Leading shale oil producers were able to cover their capital spending on new wells from their operating cash flows by the end of last year, and are generating significant free cash with oil prices at present levels, according to Wood Mackenzie, the research company.
The shift among leading shale producers to becoming self-financing is removing one of the key concerns for investors. US oil companies' share prices for months lagged behind the crude price as it started to climb last year, but in April they have started to rise as investors have become more hopeful of improved returns.
Andrew McConn of Wood Mackenzie said the larger US shale oil companies needed a crude price of about $53 a barrel to generate free cash. Benchmark US crude was $68 a barrel on Friday.
"It's quite a windfall for a lot of these companies," Mr McConn said.
From the time the first shale oil test wells were drilled in the US in 2008-09, the industry's capital expenditures have exceeded its cash from operations. Shale producers have been able to stay in business only by attracting hundreds of billions of dollars in financing from bond and share sales and bank loans. Over 2008-17, US exploration and production companies raised $293bn from bond sales, according to Dealogic.
Continued improvements in the techniques of horizontal drilling and hydraulic fracturing have brought costs down sharply, however.
Scott Sheffield, chairman of Pioneer Natural Resources said its wells in the Permian Basin of Texas and New Mexico were now 300 per cent more productive than four years ago, driving down the price needed for them to make a profit.
"In 2014, our break-even price in the Permian Basin was probably $55 or $60 a barrel," he told the Columbia Global Energy Summit last week. "I would never have thought that the Permian Basin could drive down the break-even price to the low $20s. And we did it."
As crude prices have climbed since June last year, US exploration and companies' shares, which typically follow the commodity, have lagged behind. This month, however, they have started to rise. Since the start of April, shares in EOG Resources and Continental Resources are up 11 per cent, and for Pioneer Natural Resources they are up 17 per cent.
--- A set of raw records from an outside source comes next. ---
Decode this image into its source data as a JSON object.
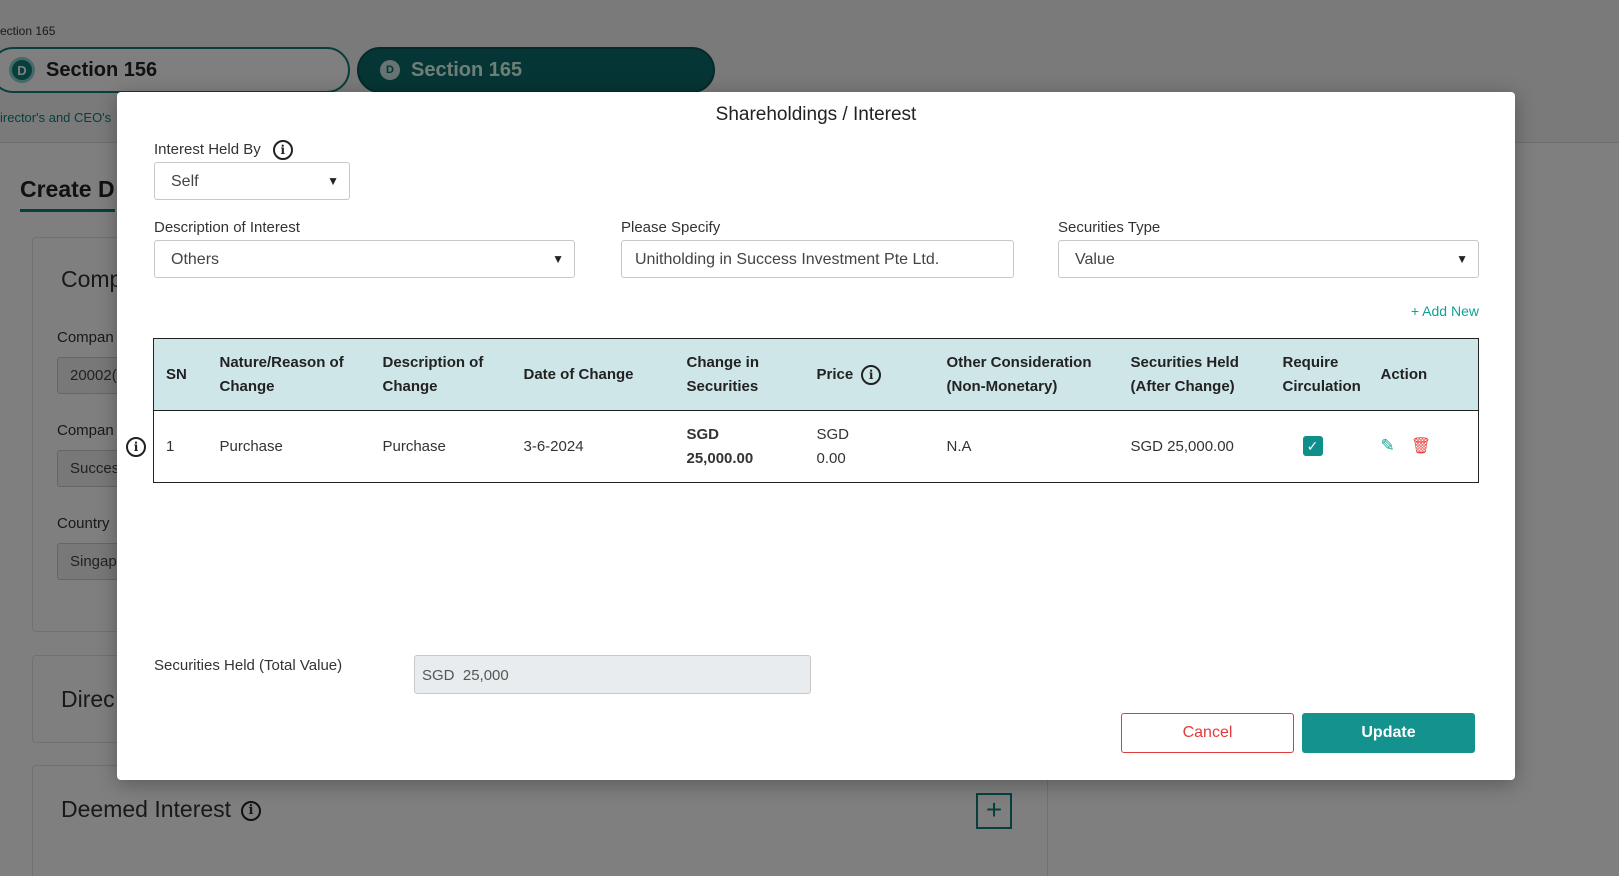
{
  "background": {
    "crumb": "ection 165",
    "pills": [
      {
        "badge": "D",
        "label": "Section 156"
      },
      {
        "badge": "D",
        "label": "Section 165"
      }
    ],
    "subtext": "irector's and CEO's",
    "create_heading": "Create D",
    "card1_heading": "Comp",
    "fields": [
      {
        "label": "Compan",
        "value": "20002("
      },
      {
        "label": "Compan",
        "value": "Succes"
      },
      {
        "label": "Country",
        "value": "Singap"
      }
    ],
    "card2_heading": "Direc",
    "card3_heading": "Deemed Interest",
    "info_icon": "i",
    "plus_icon": "+"
  },
  "modal": {
    "title": "Shareholdings / Interest",
    "info_icon": "i",
    "interest_held_by": {
      "label": "Interest Held By",
      "value": "Self"
    },
    "description_of_interest": {
      "label": "Description of Interest",
      "value": "Others"
    },
    "please_specify": {
      "label": "Please Specify",
      "value": "Unitholding in Success Investment Pte Ltd."
    },
    "securities_type": {
      "label": "Securities Type",
      "value": "Value"
    },
    "add_new": "+ Add New",
    "table": {
      "headers": {
        "sn": "SN",
        "nature": "Nature/Reason of Change",
        "description": "Description of Change",
        "date": "Date of Change",
        "change": "Change in Securities",
        "price": "Price",
        "other": "Other Consideration (Non-Monetary)",
        "held": "Securities Held (After Change)",
        "circulation": "Require Circulation",
        "action": "Action"
      },
      "rows": [
        {
          "sn": "1",
          "nature": "Purchase",
          "description": "Purchase",
          "date": "3-6-2024",
          "change_currency": "SGD",
          "change_amount": "25,000.00",
          "price_currency": "SGD",
          "price_amount": "0.00",
          "other": "N.A",
          "held": "SGD 25,000.00",
          "require_circulation": true
        }
      ]
    },
    "total": {
      "label": "Securities Held (Total Value)",
      "currency": "SGD",
      "value": "25,000"
    },
    "cancel_label": "Cancel",
    "update_label": "Update"
  },
  "icons": {
    "chevron": "chevron-down-icon",
    "check": "check-icon",
    "edit": "pencil-icon",
    "delete": "trash-icon"
  },
  "colors": {
    "accent": "#14928e",
    "cancel": "#e23b3b",
    "highlight": "#12b08a",
    "table_header": "#cfe6e9"
  }
}
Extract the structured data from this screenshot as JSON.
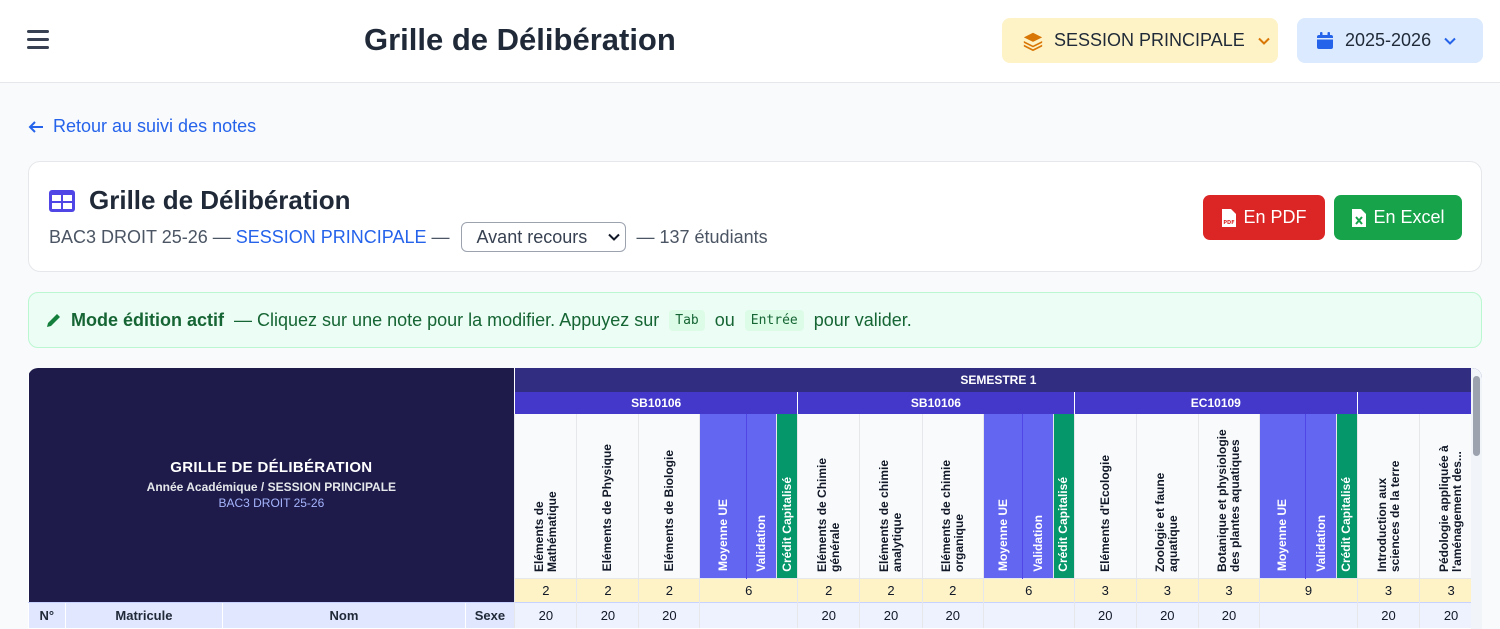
{
  "header": {
    "title": "Grille de Délibération",
    "session_selector": "SESSION PRINCIPALE",
    "year_selector": "2025-2026"
  },
  "back_link": "Retour au suivi des notes",
  "card": {
    "title": "Grille de Délibération",
    "class_name": "BAC3 DROIT 25-26",
    "sep1": " — ",
    "session": "SESSION PRINCIPALE",
    "sep2": " — ",
    "recours": "Avant recours",
    "students": " — 137 étudiants",
    "pdf_label": "En PDF",
    "excel_label": "En Excel"
  },
  "edit_banner": {
    "title": "Mode édition actif",
    "text_before": "— Cliquez sur une note pour la modifier. Appuyez sur",
    "key_tab": "Tab",
    "text_or": "ou",
    "key_enter": "Entrée",
    "text_after": "pour valider."
  },
  "grid": {
    "left_title": "GRILLE DE DÉLIBÉRATION",
    "left_subtitle": "Année Académique / SESSION PRINCIPALE",
    "left_class": "BAC3 DROIT 25-26",
    "semester": "SEMESTRE 1",
    "col_headers": {
      "num": "N°",
      "matricule": "Matricule",
      "nom": "Nom",
      "sexe": "Sexe"
    },
    "ues": [
      {
        "code": "SB10106",
        "courses": [
          {
            "name": "Eléments de Mathématique",
            "credit": "2",
            "max": "20"
          },
          {
            "name": "Eléments de Physique",
            "credit": "2",
            "max": "20"
          },
          {
            "name": "Eléments de Biologie",
            "credit": "2",
            "max": "20"
          }
        ],
        "avg_label": "Moyenne UE",
        "val_label": "Validation",
        "cred_label": "Crédit Capitalisé",
        "total_credit": "6"
      },
      {
        "code": "SB10106",
        "courses": [
          {
            "name": "Eléments de Chimie générale",
            "credit": "2",
            "max": "20"
          },
          {
            "name": "Eléments de chimie analytique",
            "credit": "2",
            "max": "20"
          },
          {
            "name": "Eléments de chimie organique",
            "credit": "2",
            "max": "20"
          }
        ],
        "avg_label": "Moyenne UE",
        "val_label": "Validation",
        "cred_label": "Crédit Capitalisé",
        "total_credit": "6"
      },
      {
        "code": "EC10109",
        "courses": [
          {
            "name": "Eléments d'Ecologie",
            "credit": "3",
            "max": "20"
          },
          {
            "name": "Zoologie et faune aquatique",
            "credit": "3",
            "max": "20"
          },
          {
            "name": "Botanique et physiologie des plantes aquatiques",
            "credit": "3",
            "max": "20"
          }
        ],
        "avg_label": "Moyenne UE",
        "val_label": "Validation",
        "cred_label": "Crédit Capitalisé",
        "total_credit": "9"
      }
    ],
    "extra_courses": [
      {
        "name": "Introduction aux sciences de la terre",
        "credit": "3",
        "max": "20"
      },
      {
        "name": "Pédologie appliquée à l'aménagement des...",
        "credit": "3",
        "max": "20"
      }
    ]
  }
}
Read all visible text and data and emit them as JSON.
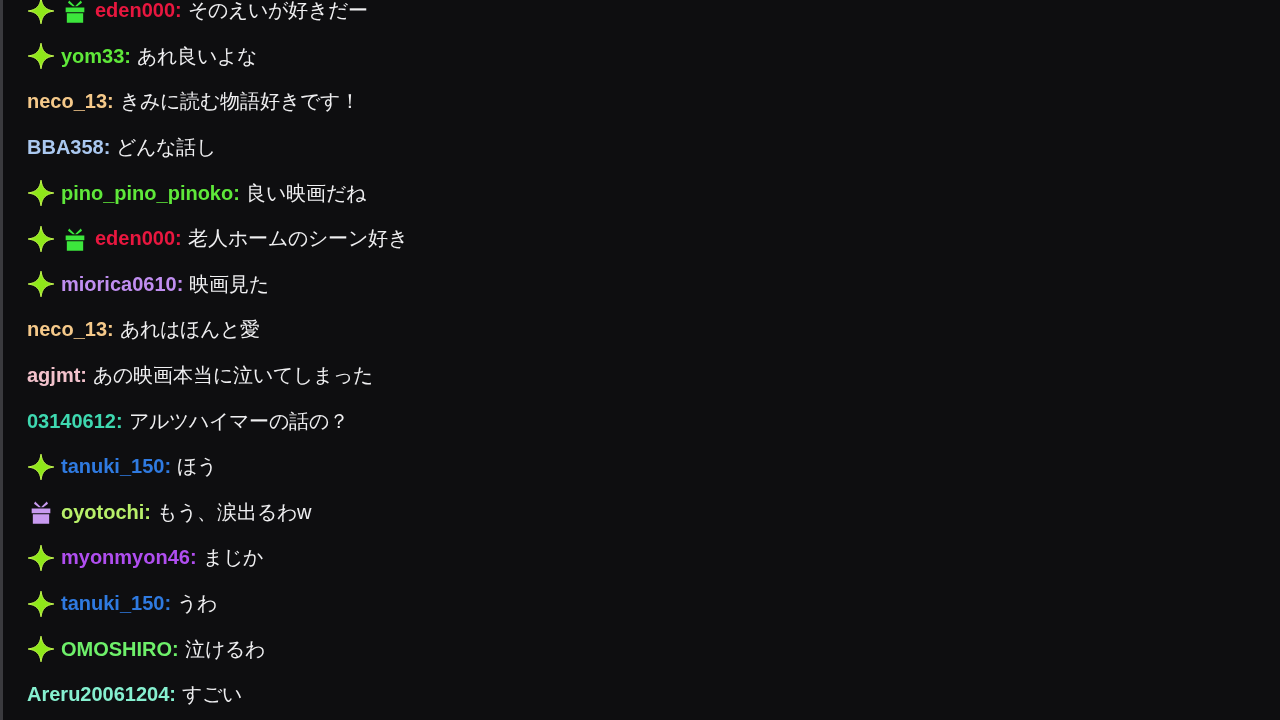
{
  "messages": [
    {
      "badges": [
        {
          "kind": "sparkle"
        },
        {
          "kind": "gift",
          "color": "#3ce63c"
        }
      ],
      "name": "eden000:",
      "color": "#e8173f",
      "text": "そのえいが好きだー"
    },
    {
      "badges": [
        {
          "kind": "sparkle"
        }
      ],
      "name": "yom33:",
      "color": "#5fe83a",
      "text": "あれ良いよな"
    },
    {
      "name": "neco_13:",
      "color": "#f5c98a",
      "text": "きみに読む物語好きです！"
    },
    {
      "name": "BBA358:",
      "color": "#aac8f0",
      "text": "どんな話し"
    },
    {
      "badges": [
        {
          "kind": "sparkle"
        }
      ],
      "name": "pino_pino_pinoko:",
      "color": "#5fe83a",
      "text": "良い映画だね"
    },
    {
      "badges": [
        {
          "kind": "sparkle"
        },
        {
          "kind": "gift",
          "color": "#3ce63c"
        }
      ],
      "name": "eden000:",
      "color": "#e8173f",
      "text": "老人ホームのシーン好き"
    },
    {
      "badges": [
        {
          "kind": "sparkle"
        }
      ],
      "name": "miorica0610:",
      "color": "#c08ef0",
      "text": "映画見た"
    },
    {
      "name": "neco_13:",
      "color": "#f5c98a",
      "text": "あれはほんと愛"
    },
    {
      "name": "agjmt:",
      "color": "#f2c2cc",
      "text": "あの映画本当に泣いてしまった"
    },
    {
      "name": "03140612:",
      "color": "#3ed8b0",
      "text": "アルツハイマーの話の？"
    },
    {
      "badges": [
        {
          "kind": "sparkle"
        }
      ],
      "name": "tanuki_150:",
      "color": "#2f7ae0",
      "text": "ほう"
    },
    {
      "badges": [
        {
          "kind": "gift",
          "color": "#c89af0"
        }
      ],
      "name": "oyotochi:",
      "color": "#b8f06a",
      "text": "もう、涙出るわw"
    },
    {
      "badges": [
        {
          "kind": "sparkle"
        }
      ],
      "name": "myonmyon46:",
      "color": "#b04ef0",
      "text": "まじか"
    },
    {
      "badges": [
        {
          "kind": "sparkle"
        }
      ],
      "name": "tanuki_150:",
      "color": "#2f7ae0",
      "text": "うわ"
    },
    {
      "badges": [
        {
          "kind": "sparkle"
        }
      ],
      "name": "OMOSHIRO:",
      "color": "#6ef06a",
      "text": "泣けるわ"
    },
    {
      "name": "Areru20061204:",
      "color": "#86f0d0",
      "text": "すごい"
    }
  ]
}
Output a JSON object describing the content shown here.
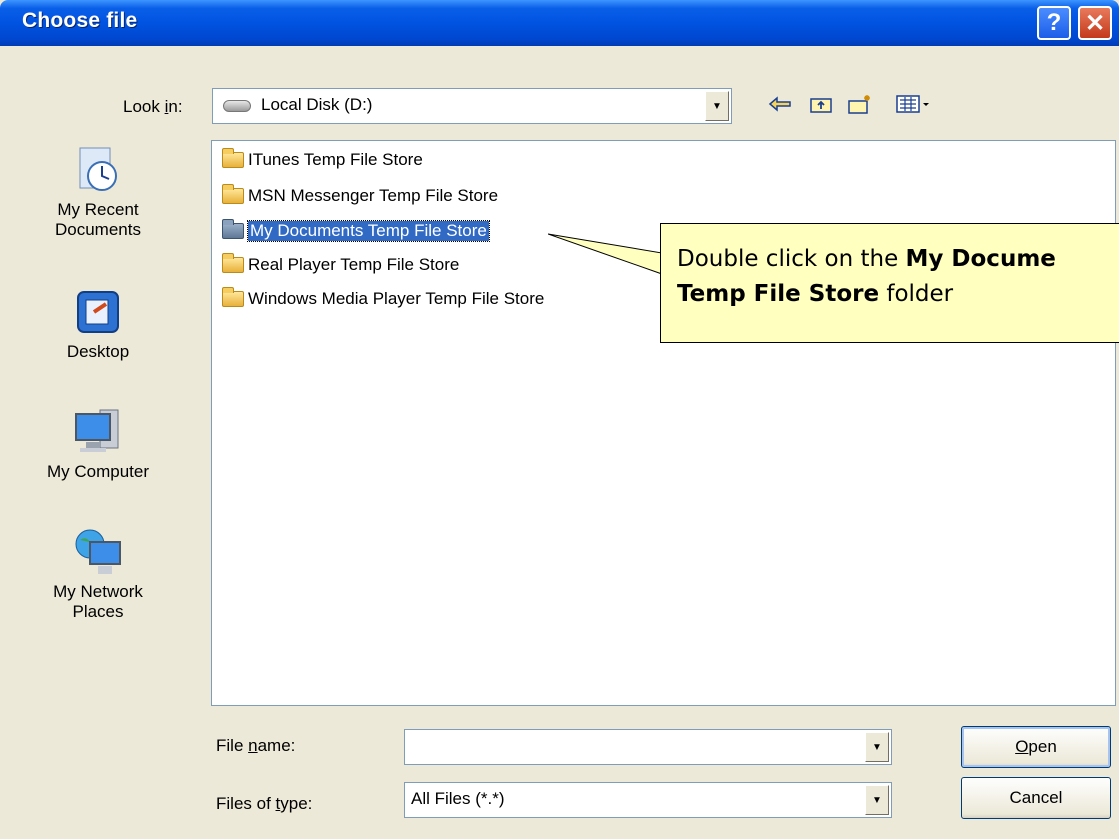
{
  "window": {
    "title": "Choose file",
    "help_btn": "?",
    "close_btn": "✕"
  },
  "look_in": {
    "label_pre": "Look ",
    "label_u": "i",
    "label_post": "n:",
    "value": "Local Disk (D:)"
  },
  "toolbar": {
    "icons": [
      "back-arrow-icon",
      "up-folder-icon",
      "new-folder-icon",
      "view-menu-icon"
    ]
  },
  "places": [
    {
      "label": "My Recent Documents",
      "line1": "My Recent",
      "line2": "Documents",
      "icon": "recent-documents-icon"
    },
    {
      "label": "Desktop",
      "line1": "Desktop",
      "line2": "",
      "icon": "desktop-icon"
    },
    {
      "label": "My Computer",
      "line1": "My Computer",
      "line2": "",
      "icon": "computer-icon"
    },
    {
      "label": "My Network Places",
      "line1": "My Network",
      "line2": "Places",
      "icon": "network-icon"
    }
  ],
  "files": [
    {
      "name": "ITunes Temp File Store",
      "selected": false
    },
    {
      "name": "MSN Messenger Temp File Store",
      "selected": false
    },
    {
      "name": "My Documents Temp File Store",
      "selected": true
    },
    {
      "name": "Real Player Temp File Store",
      "selected": false
    },
    {
      "name": "Windows Media Player Temp File Store",
      "selected": false
    }
  ],
  "callout": {
    "pre": "Double click on the ",
    "bold1": "My Docume",
    "bold2": "Temp File Store",
    "post": " folder"
  },
  "file_name": {
    "label_pre": "File ",
    "label_u": "n",
    "label_post": "ame:",
    "value": ""
  },
  "file_type": {
    "label_pre": "Files of ",
    "label_u": "t",
    "label_post": "ype:",
    "value": "All Files (*.*)"
  },
  "buttons": {
    "open_u": "O",
    "open_rest": "pen",
    "cancel": "Cancel"
  }
}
Market valuations had been held back by concerns including the industry's cash outflows and low returns on capital, and fears that surging US production might again create a glut in world markets and send prices tumbling as it did in 2014.
But in recent months many shale companies have been saying that they will focus on improving returns rather than growth at all costs. Several have announced increased dividends and share buybacks, including Anadarko Petroleum, Devon Energy and Hess.
"Investors are becoming more confident that US shale isn't going to be a runaway train," said Trip Rodgers of BP Capital Fund Advisors, an energy investment management firm.
With growing threats to global oil supplies, including the crisis in Venezuela, fears of another slump in prices are also fading.
"A lot of investors are still scared from oil collapse of 2014 and 2015," said Max Gokhman, head of asset allocation at Pacific Life Fund Advisors. "They are starting to get over their fear and look at the fundamentals again, and the fundamentals are very supportive."